Saturday, October 8, 2011

Job well done....

The death of Steve Jobs this week has prompted me to reflect on how much the world has changed since I was a child.  Steve and I are of an age, and in looking back at what he accomplished in 56 short years, it is an incredible story.

Way back when we were young, computers and cell phones were something we saw on "Get Smart," not something we pulled out of a backpack or a pocket.  Cameras were large and expensive and used film which had to be processed, which cost a small fortune.

In entertainment, Rob and Laura had separate twin beds, Samantha was a witch with a twinkling nose problem, and Star Trek was as technologically advanced as most people could imagine.  Animation on the big screen was limited to Disney style movies, fairy tales for children taking place in a land far away.

Out of that background came Steve Jobs, a middle class boy, a college drop out, to lead one of the most transformative changes in history.  Although there were many others also at the forefront of the computing age, it was Steve Jobs who made computing personal, and in so doing, changed the course of history.

Even without the creative mind which envisioned a platform in which grandmothers and little children could be functional, I suppose technology would have advanced and gotten smaller.  I imagine that even without his influence, the computer would have eventually become personal.  But I have no doubt that the passion in his heart and his single minded focus pushed us forward faster and further than we would have gone otherwise.

Steve had a particular genius for taking the ordinary and turning it into something extraordinary.  He started with a relatively mundane product, and over and over again, he made it accessible, an accessory, even.  His attitude of quality over quantity has mystified marketing gurus for decades, but his success, even in times of economic downturn, is impossible to overlook.  Whether computer, digital music player, cell phone, or animation, Steve stretched the boundaries of the possible, challenging his staff, and his competitors, to do it better.

Steve Jobs was, by all accounts, an exacting person, a temperamental perfectionist who insisted on things being right.  He didn't tolerate shoddy work or lazy thinking, and was quick to cut free anyone who thought good enough was adequate.  Steve continued to pursue the edges of his universe, even to the very end of his life, in order to be a part of creating the world of connectedness that he envisioned.

I think the life of Steve Jobs is instructive, especially for children today.  It is a story of perseverance, adversity overcome, the power of the personal, and boot strap success.  His story is the fulfillment of The American Dream, that anyone can do anything, if they just set their mind to it.

Personally, I think there was some luck involved along the way, along with creative genius, hard work, a gift for marketing and for understanding the mind of his customer.  Those aspects are key to his success, and should not be overlooked.

There is no question that our lives have been enriched by computers and cell phones and video games and the internet.  But I wonder, if they had all been around back when we were children, would Apple have ever been born?  I find it interesting that Steve didn't allow his own children to watch television, for fear it would stifle their creativity.

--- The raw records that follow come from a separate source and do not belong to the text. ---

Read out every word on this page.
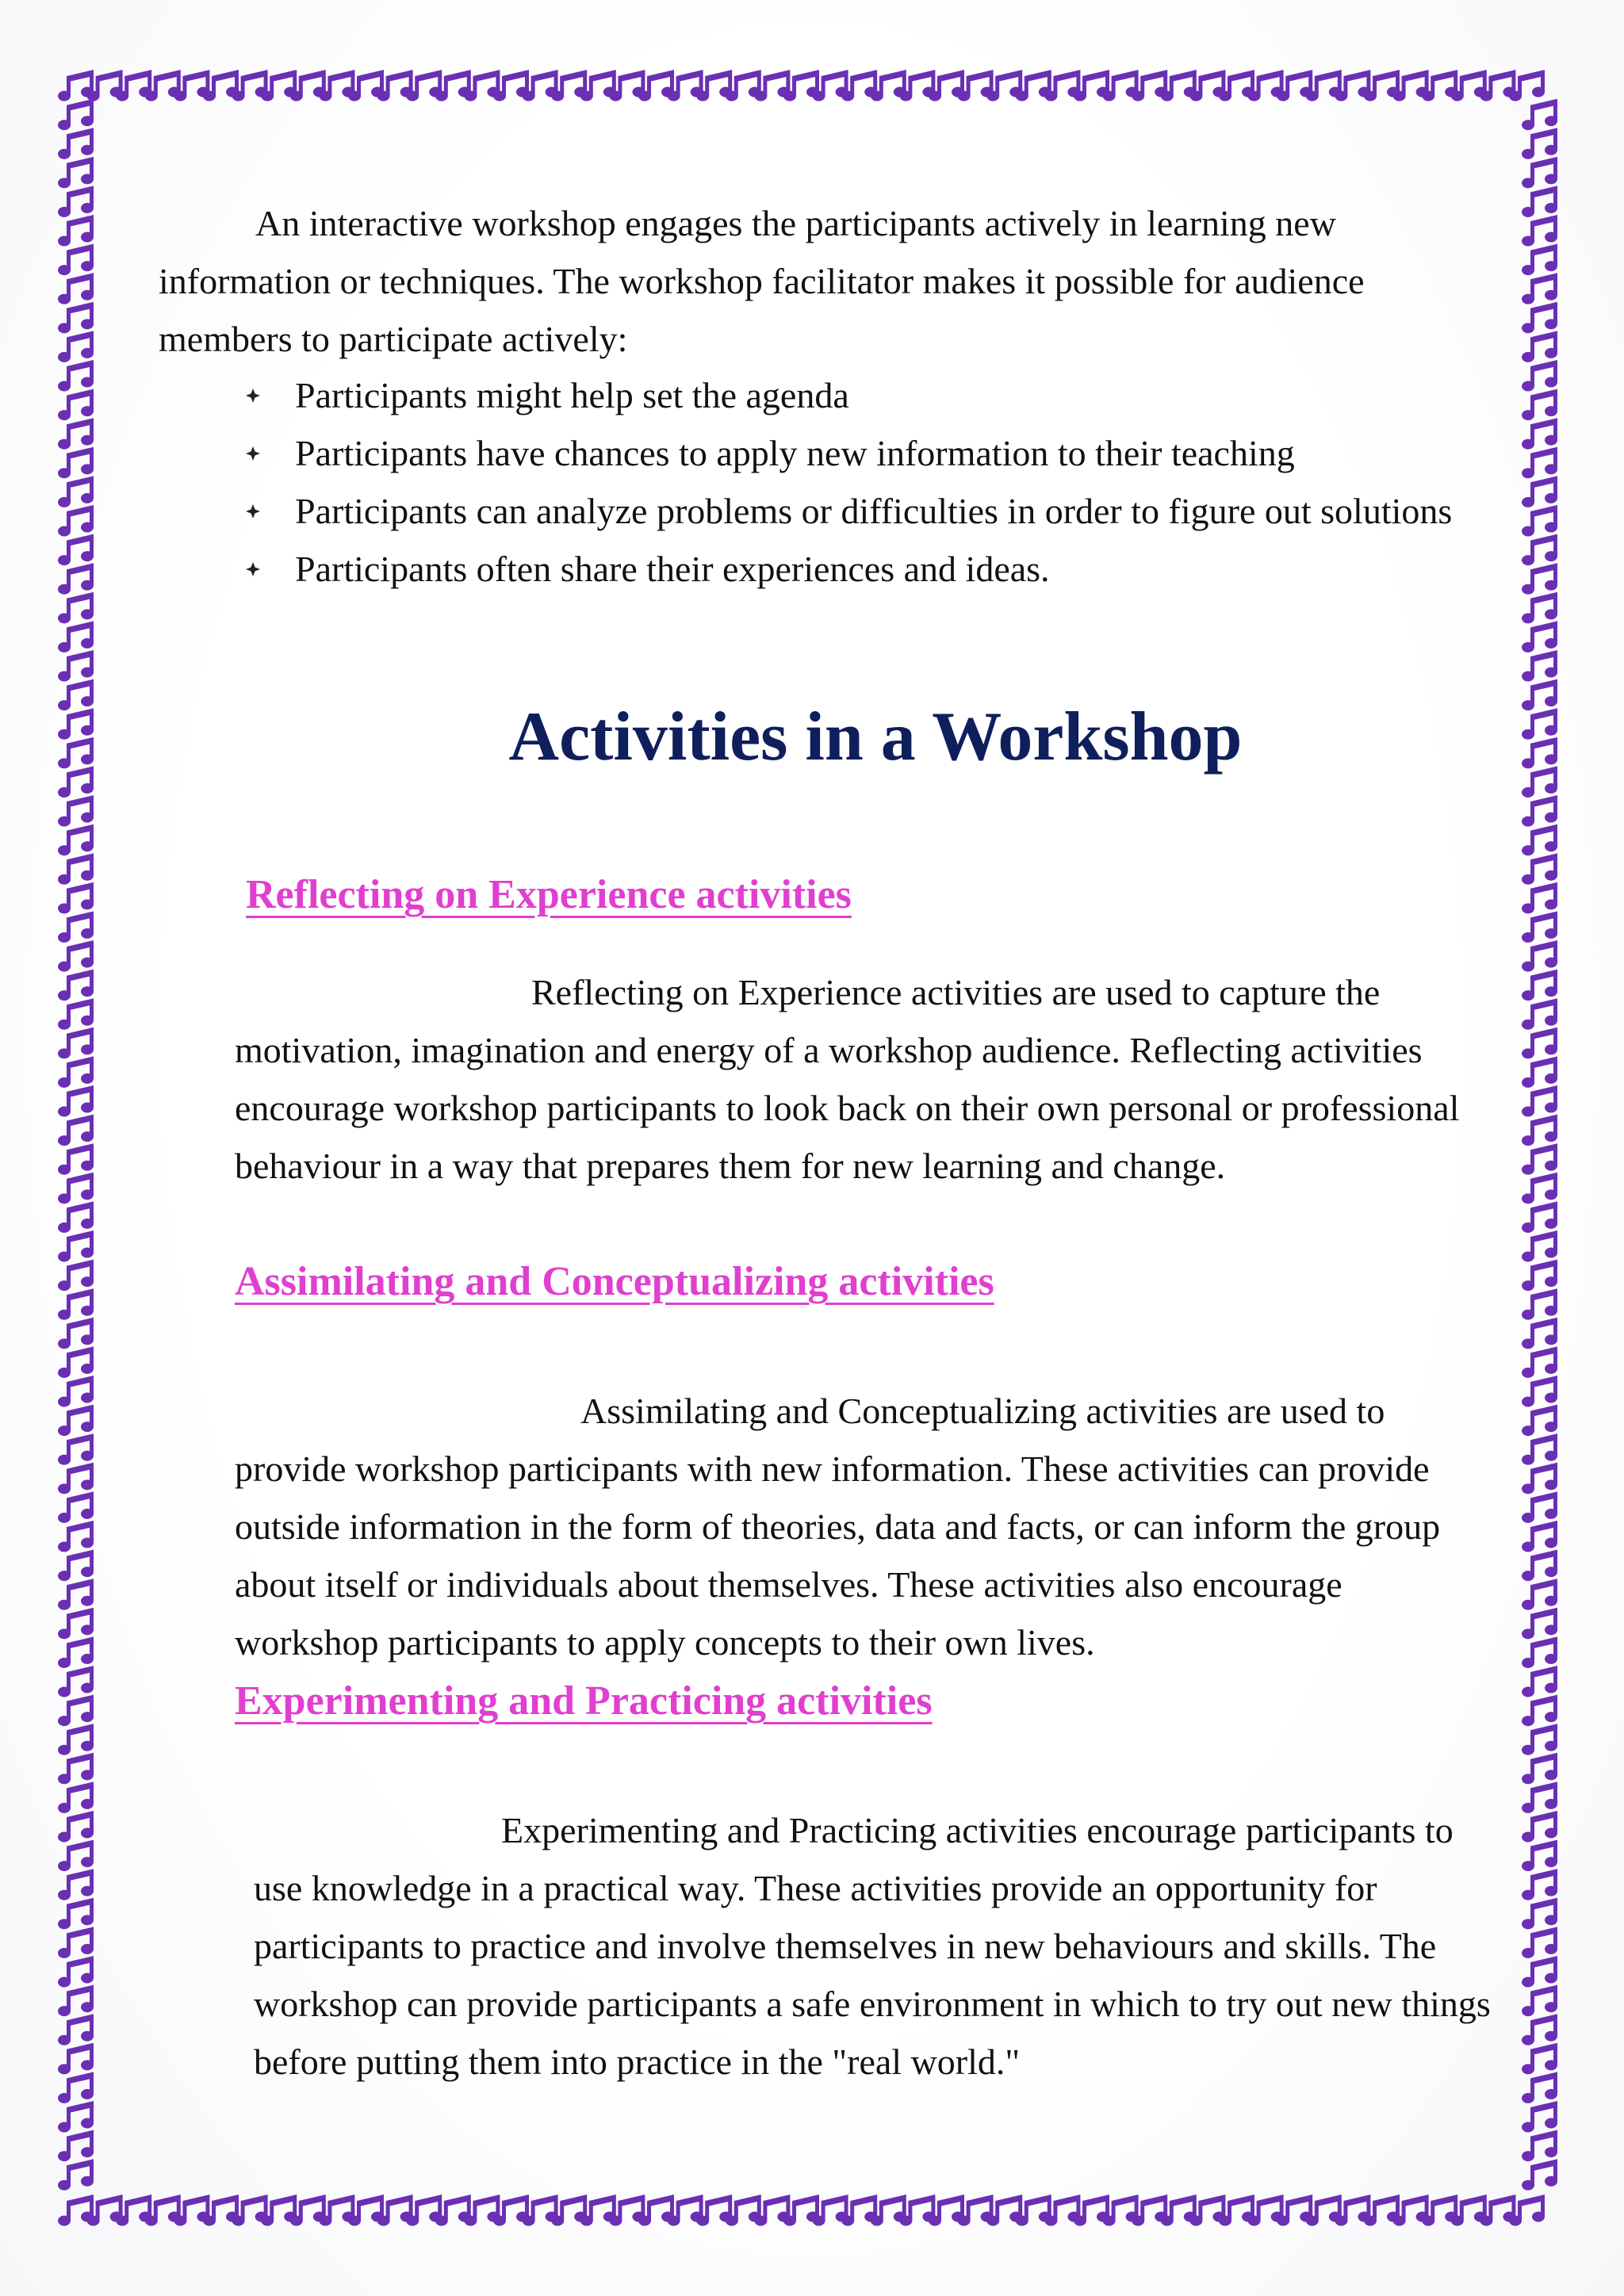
An interactive workshop engages the participants actively in learning new information or techniques. The workshop facilitator makes it possible for audience members to participate actively:

Participants might help set the agenda
Participants have chances to apply new information to their teaching
Participants can analyze problems or difficulties in order to figure out solutions
Participants often share their experiences and ideas.
Activities in a Workshop
Reflecting on Experience activities

Reflecting on Experience activities are used to capture the motivation, imagination and energy of a workshop audience. Reflecting activities encourage workshop participants to look back on their own personal or professional behaviour in a way that prepares them for new learning and change.

Assimilating and Conceptualizing activities

Assimilating and Conceptualizing activities are used to provide workshop participants with new information. These activities can provide outside information in the form of theories, data and facts, or can inform the group about itself or individuals about themselves. These activities also encourage workshop participants to apply concepts to their own lives.

Experimenting and Practicing activities

Experimenting and Practicing activities encourage participants to use knowledge in a practical way. These activities provide an opportunity for participants to practice and involve themselves in new behaviours and skills. The workshop can provide participants a safe environment in which to try out new things before putting them into practice in the "real world."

My very first computer was an Apple IIc, purchased new in 1984, complete with a second drive bay and a color monitor.  It was the most exciting purchase I had ever made up to that point in my life, an expensive luxury that I used for more than ten years before finally upgrading to something more comprehensive that could go online.  I wrote a graduate thesis on that computer, and my children played games with it.  It never failed us.  There was no blue screen of death, it just clicked along flawlessly through all the years of hard use.  I still have it, and it still works - a throwback to a simpler time when my life was also less complicated.

Some people are reformers, some are transformers, some are transcenders and some are onlookers.  Steve Jobs was a transformer who transcended the everyday world around him and envisioned what tomorrow would be.  He looked forward with a determination that kept him focused on the future instead of the past.  He was the Walt Disney of the computing age, the Gutenberg of his era.  He has found his place in history. Centuries from now, I believe the name Steve Jobs will still be uttered in the halls of academia as children learn about the history of the world and discover there was a time when personal computers didn't exist.

In a famous quote, Brian Littrell said, "Shoot for the moon.  Even if you miss, you'll land among the stars."  Steve Jobs dared to look past the moon and shoot for the stars in the first place.  A creative genius who never gave up, Steve Jobs is a man in five billion.  They come along once every few decades, and I think it will be awhile before someone has as profound an influence on the world again.

Rest in peace, Steve.  In a world of imperfection, you dared to reach for the unreachable. Your legacy lives on in each person whose life you have touched.